For nearly five years, the Green Beret general quietly has been hooked on narcotics he has taken for chronic pain — a reflection of an addiction problem that is spreading across the military. Hospitalizations and diagnoses for substance abuse doubled among members of U.S. forces in recent years. This week, nurses and case managers at Army wounded care units reported that one in three of their patients are addicted or dependent on drugs.

In going public about his drug dependency during interviews, Fridovich, 59, echoes the findings of an Army surgeon general task force last year that said doctors too often rely on handing out addictive narcotics to quell pain.

An internal Army investigation report released Tuesday revealed that 25 percent to 35 percent of about 10,000 soldiers assigned to special units for the wounded, ill or injured are addicted or dependent on drugs, according to their nurses and case managers.
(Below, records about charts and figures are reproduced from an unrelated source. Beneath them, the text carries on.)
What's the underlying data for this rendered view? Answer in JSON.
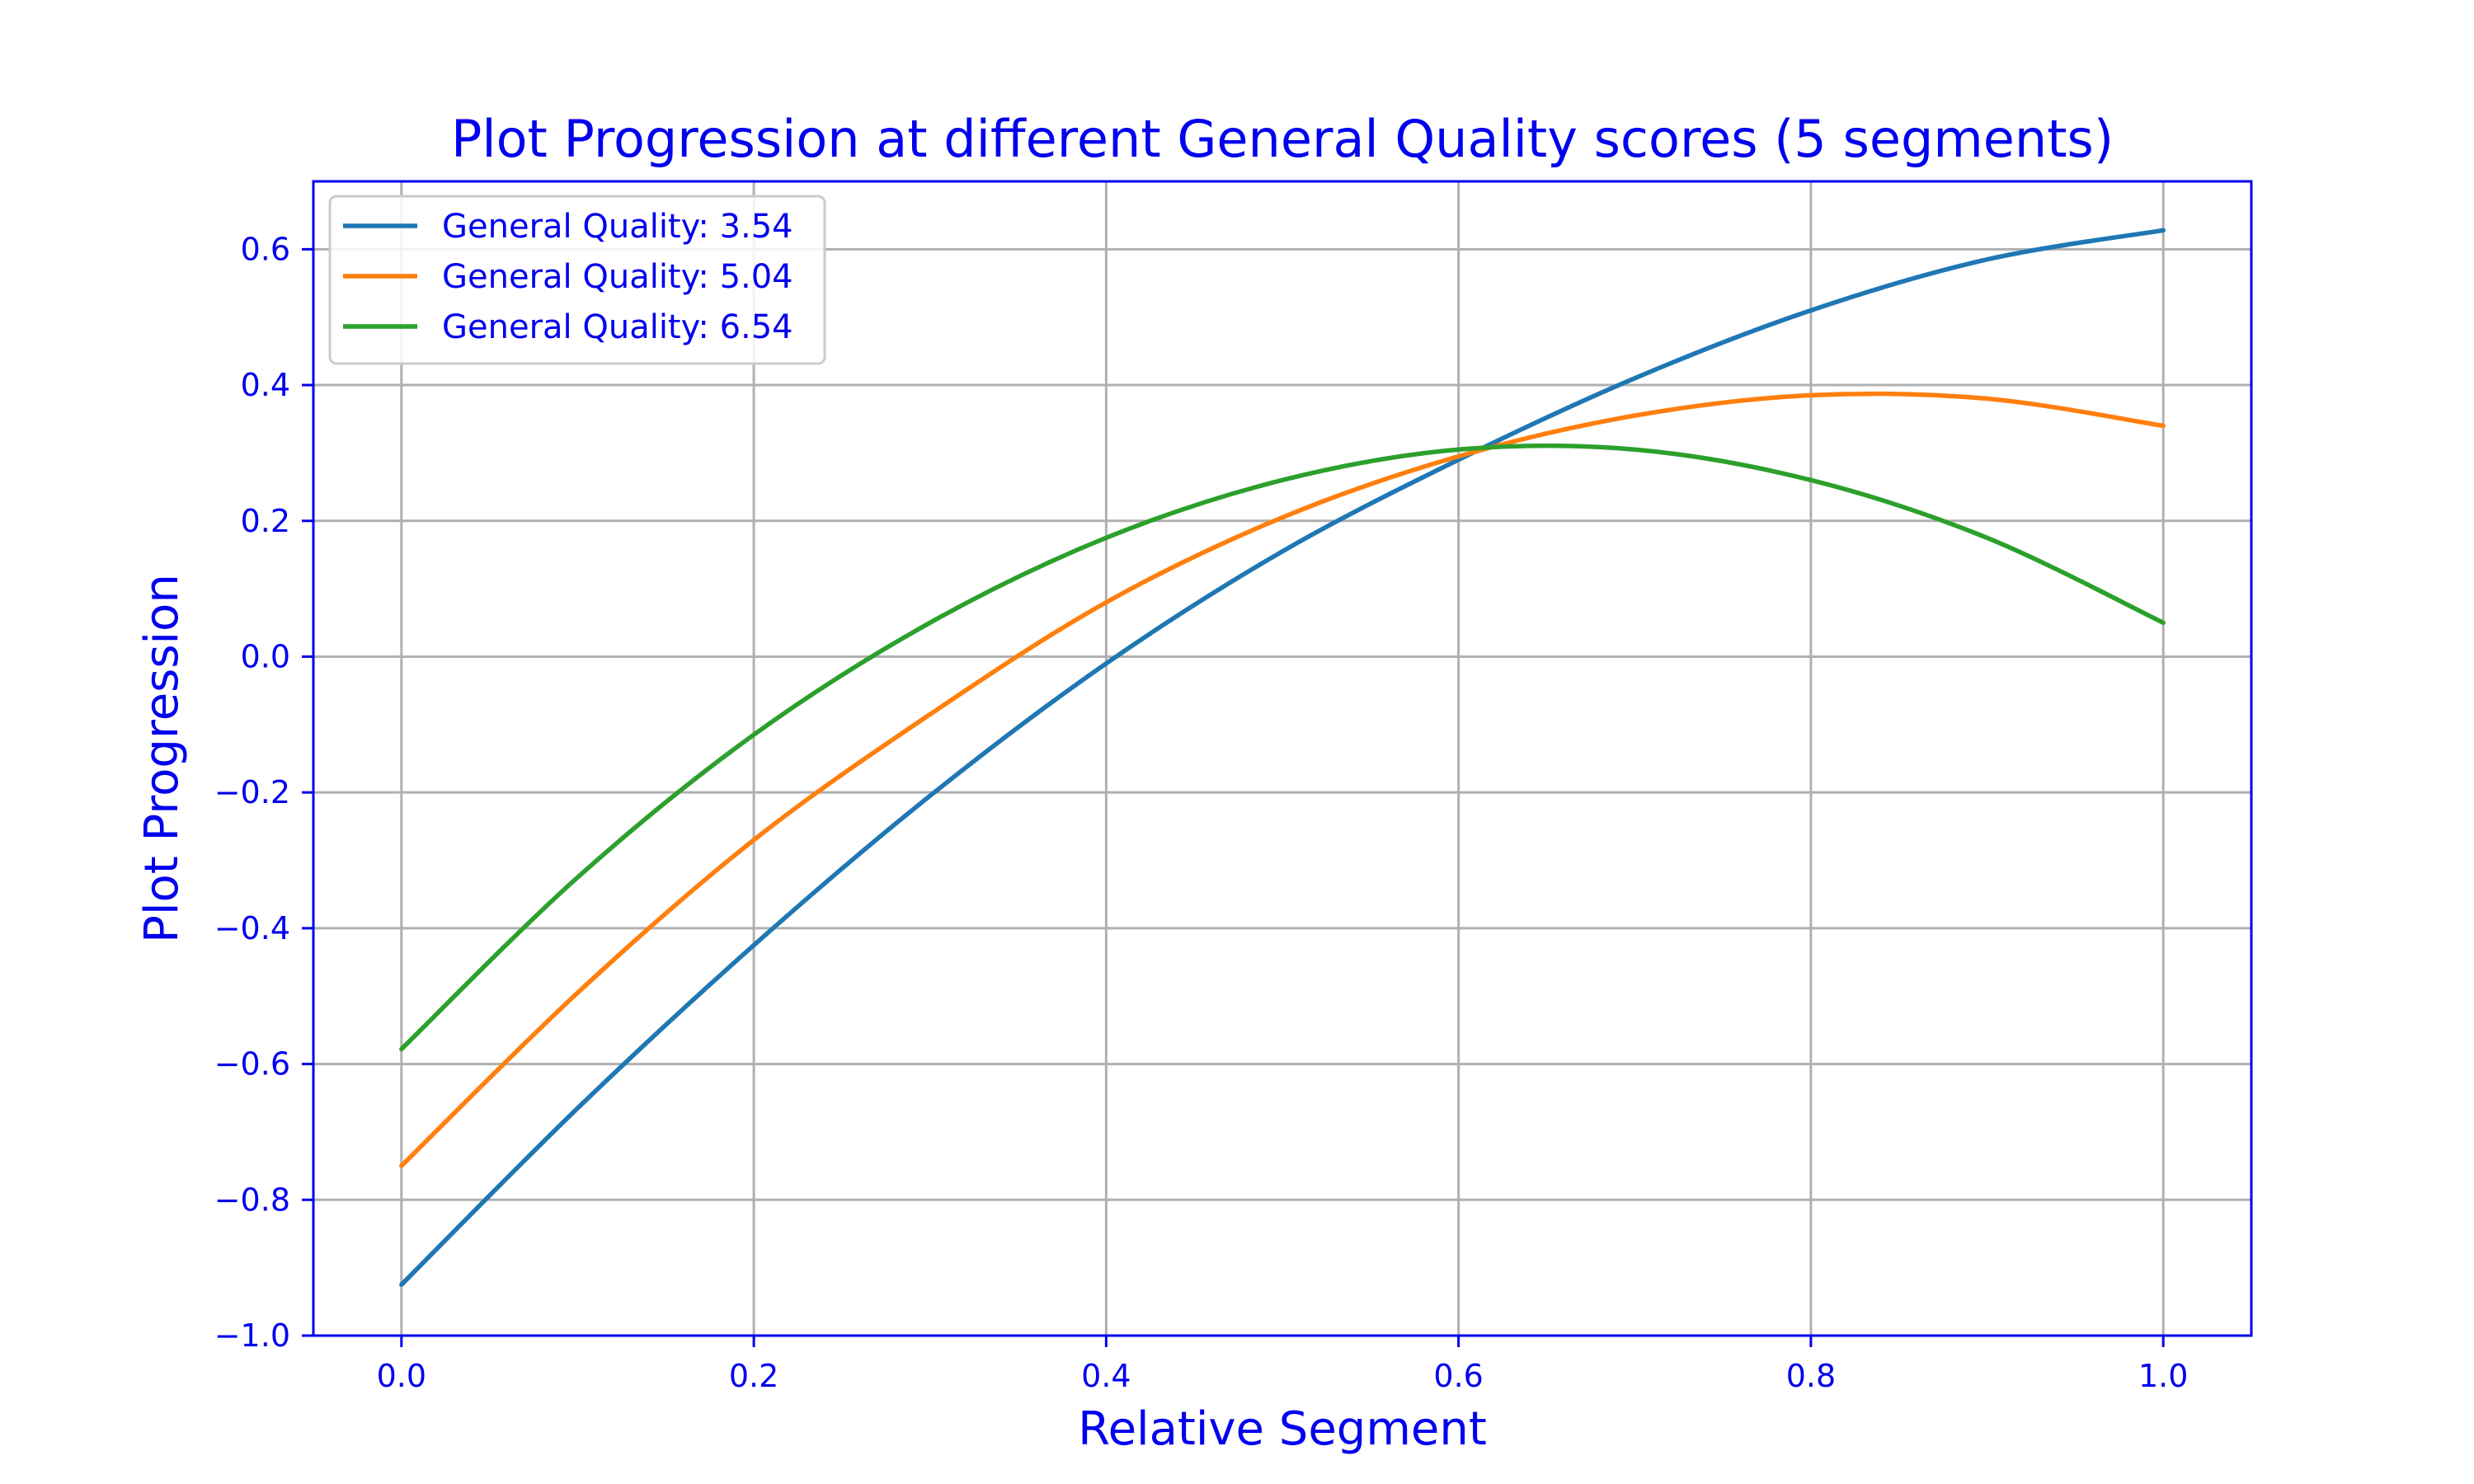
{
  "chart_data": {
    "type": "line",
    "title": "Plot Progression at different General Quality scores (5 segments)",
    "xlabel": "Relative Segment",
    "ylabel": "Plot Progression",
    "xlim": [
      -0.05,
      1.05
    ],
    "ylim": [
      -1.0,
      0.7
    ],
    "xticks": [
      0.0,
      0.2,
      0.4,
      0.6,
      0.8,
      1.0
    ],
    "xtick_labels": [
      "0.0",
      "0.2",
      "0.4",
      "0.6",
      "0.8",
      "1.0"
    ],
    "yticks": [
      -1.0,
      -0.8,
      -0.6,
      -0.4,
      -0.2,
      0.0,
      0.2,
      0.4,
      0.6
    ],
    "ytick_labels": [
      "−1.0",
      "−0.8",
      "−0.6",
      "−0.4",
      "−0.2",
      "0.0",
      "0.2",
      "0.4",
      "0.6"
    ],
    "grid": true,
    "legend_position": "top-left",
    "x": [
      0.0,
      0.1,
      0.2,
      0.3,
      0.4,
      0.5,
      0.6,
      0.7,
      0.8,
      0.9,
      1.0
    ],
    "series": [
      {
        "name": "General Quality: 3.54",
        "color": "#1f77b4",
        "values": [
          -0.925,
          -0.665,
          -0.425,
          -0.205,
          -0.01,
          0.155,
          0.29,
          0.41,
          0.51,
          0.585,
          0.628
        ]
      },
      {
        "name": "General Quality: 5.04",
        "color": "#ff7f0e",
        "values": [
          -0.75,
          -0.495,
          -0.27,
          -0.085,
          0.08,
          0.205,
          0.295,
          0.355,
          0.385,
          0.38,
          0.34
        ]
      },
      {
        "name": "General Quality: 6.54",
        "color": "#2ca02c",
        "values": [
          -0.578,
          -0.325,
          -0.115,
          0.05,
          0.175,
          0.26,
          0.305,
          0.305,
          0.26,
          0.175,
          0.05
        ]
      }
    ]
  }
}
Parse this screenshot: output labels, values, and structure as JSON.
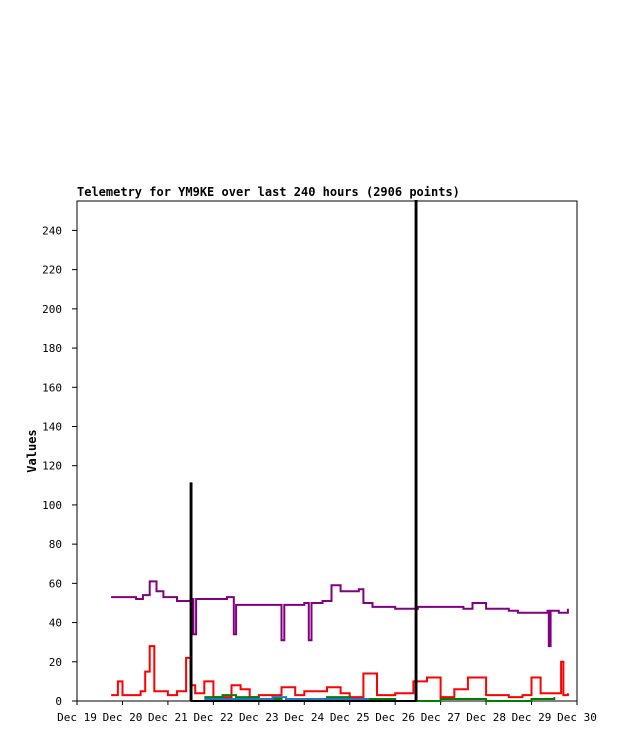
{
  "chart_data": {
    "type": "line",
    "title": "Telemetry for YM9KE over last 240 hours (2906 points)",
    "xlabel": "",
    "ylabel": "Values",
    "ylim": [
      0,
      255
    ],
    "xlim": [
      "Dec 19",
      "Dec 30"
    ],
    "x_ticks": [
      "Dec 19",
      "Dec 20",
      "Dec 21",
      "Dec 22",
      "Dec 23",
      "Dec 24",
      "Dec 25",
      "Dec 26",
      "Dec 27",
      "Dec 28",
      "Dec 29",
      "Dec 30"
    ],
    "y_ticks": [
      0,
      20,
      40,
      60,
      80,
      100,
      120,
      140,
      160,
      180,
      200,
      220,
      240
    ],
    "grid": false,
    "legend": "none",
    "series": [
      {
        "color": "#800080",
        "points": [
          [
            19.75,
            53
          ],
          [
            20.0,
            53
          ],
          [
            20.3,
            52
          ],
          [
            20.45,
            54
          ],
          [
            20.6,
            61
          ],
          [
            20.75,
            56
          ],
          [
            20.9,
            53
          ],
          [
            21.2,
            51
          ],
          [
            21.5,
            52
          ],
          [
            21.56,
            34
          ],
          [
            21.62,
            52
          ],
          [
            22.0,
            52
          ],
          [
            22.3,
            53
          ],
          [
            22.45,
            34
          ],
          [
            22.5,
            49
          ],
          [
            23.0,
            49
          ],
          [
            23.3,
            49
          ],
          [
            23.5,
            31
          ],
          [
            23.56,
            49
          ],
          [
            24.0,
            50
          ],
          [
            24.1,
            31
          ],
          [
            24.16,
            50
          ],
          [
            24.4,
            51
          ],
          [
            24.6,
            59
          ],
          [
            24.8,
            56
          ],
          [
            25.0,
            56
          ],
          [
            25.2,
            57
          ],
          [
            25.3,
            50
          ],
          [
            25.5,
            48
          ],
          [
            26.0,
            47
          ],
          [
            26.5,
            48
          ],
          [
            27.0,
            48
          ],
          [
            27.5,
            47
          ],
          [
            27.7,
            50
          ],
          [
            28.0,
            47
          ],
          [
            28.5,
            46
          ],
          [
            28.7,
            45
          ],
          [
            29.0,
            45
          ],
          [
            29.35,
            46
          ],
          [
            29.38,
            28
          ],
          [
            29.42,
            46
          ],
          [
            29.6,
            45
          ],
          [
            29.8,
            47
          ]
        ]
      },
      {
        "color": "#ff0000",
        "points": [
          [
            19.75,
            3
          ],
          [
            19.9,
            10
          ],
          [
            20.0,
            3
          ],
          [
            20.4,
            5
          ],
          [
            20.5,
            15
          ],
          [
            20.6,
            28
          ],
          [
            20.7,
            5
          ],
          [
            21.0,
            3
          ],
          [
            21.2,
            5
          ],
          [
            21.4,
            22
          ],
          [
            21.5,
            8
          ],
          [
            21.6,
            4
          ],
          [
            21.8,
            10
          ],
          [
            22.0,
            2
          ],
          [
            22.4,
            8
          ],
          [
            22.6,
            6
          ],
          [
            22.8,
            2
          ],
          [
            23.0,
            3
          ],
          [
            23.5,
            7
          ],
          [
            23.8,
            3
          ],
          [
            24.0,
            5
          ],
          [
            24.5,
            7
          ],
          [
            24.8,
            4
          ],
          [
            25.0,
            2
          ],
          [
            25.3,
            14
          ],
          [
            25.6,
            3
          ],
          [
            26.0,
            4
          ],
          [
            26.4,
            10
          ],
          [
            26.7,
            12
          ],
          [
            27.0,
            2
          ],
          [
            27.3,
            6
          ],
          [
            27.6,
            12
          ],
          [
            28.0,
            3
          ],
          [
            28.5,
            2
          ],
          [
            28.8,
            3
          ],
          [
            29.0,
            12
          ],
          [
            29.2,
            4
          ],
          [
            29.5,
            4
          ],
          [
            29.65,
            20
          ],
          [
            29.7,
            3
          ],
          [
            29.8,
            4
          ]
        ]
      },
      {
        "color": "#008000",
        "points": [
          [
            21.8,
            2
          ],
          [
            22.2,
            3
          ],
          [
            22.5,
            2
          ],
          [
            23.0,
            1
          ],
          [
            23.5,
            0
          ],
          [
            24.0,
            1
          ],
          [
            24.5,
            2
          ],
          [
            25.0,
            1
          ],
          [
            26.0,
            0
          ],
          [
            27.0,
            1
          ],
          [
            28.0,
            0
          ],
          [
            29.0,
            1
          ],
          [
            29.5,
            2
          ]
        ]
      },
      {
        "color": "#1e78c8",
        "points": [
          [
            21.8,
            1
          ],
          [
            22.2,
            1
          ],
          [
            22.6,
            1
          ],
          [
            23.0,
            1
          ],
          [
            23.3,
            2
          ],
          [
            23.6,
            1
          ],
          [
            24.0,
            1
          ],
          [
            24.6,
            1
          ],
          [
            25.0,
            1
          ],
          [
            25.4,
            0
          ]
        ]
      },
      {
        "color": "#000000",
        "points": [
          [
            21.5,
            0
          ],
          [
            21.5,
            111
          ],
          [
            21.52,
            111
          ],
          [
            21.52,
            0
          ],
          [
            26.45,
            0
          ],
          [
            26.45,
            255
          ],
          [
            26.47,
            255
          ],
          [
            26.47,
            0
          ]
        ]
      }
    ]
  }
}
Doctors in those care units told investigators they need training in other ways to manage pain besides only using narcotics.

“I was amazed at how easy it was for me or almost anybody to have access and to get medication, without really an owner’s manual,” says Fridovich, deputy commander of the nation’s roughly 60,000 Green Berets, Army Rangers, Navy SEALs and secretive Delta Force teams.

For such a high-ranking military officer, publicly acknowledging drug dependency was unprecedented.

Retired Army Maj. Gen. Paul Eaton, a former commander in Iraq, says Fridovich has now joined a small cadre of senior military leaders willing to discuss publicly personal struggles, such as living with post-traumatic stress disorder. Such admissions are difficult professional decisions, Eaton says.

“Nobody wants to show weaknesses. You want to be perceived as perfection,” he says. “But sometimes moral courage kicks in where moral courage is demanded.”


It seems to me that our veterans are about to be swept under the rug again; with the new congress focusing on the things that matter to Americans (Abortion, repealing healthcare, and who knows what else), we'll be back to the Bush Era indifference before we know it.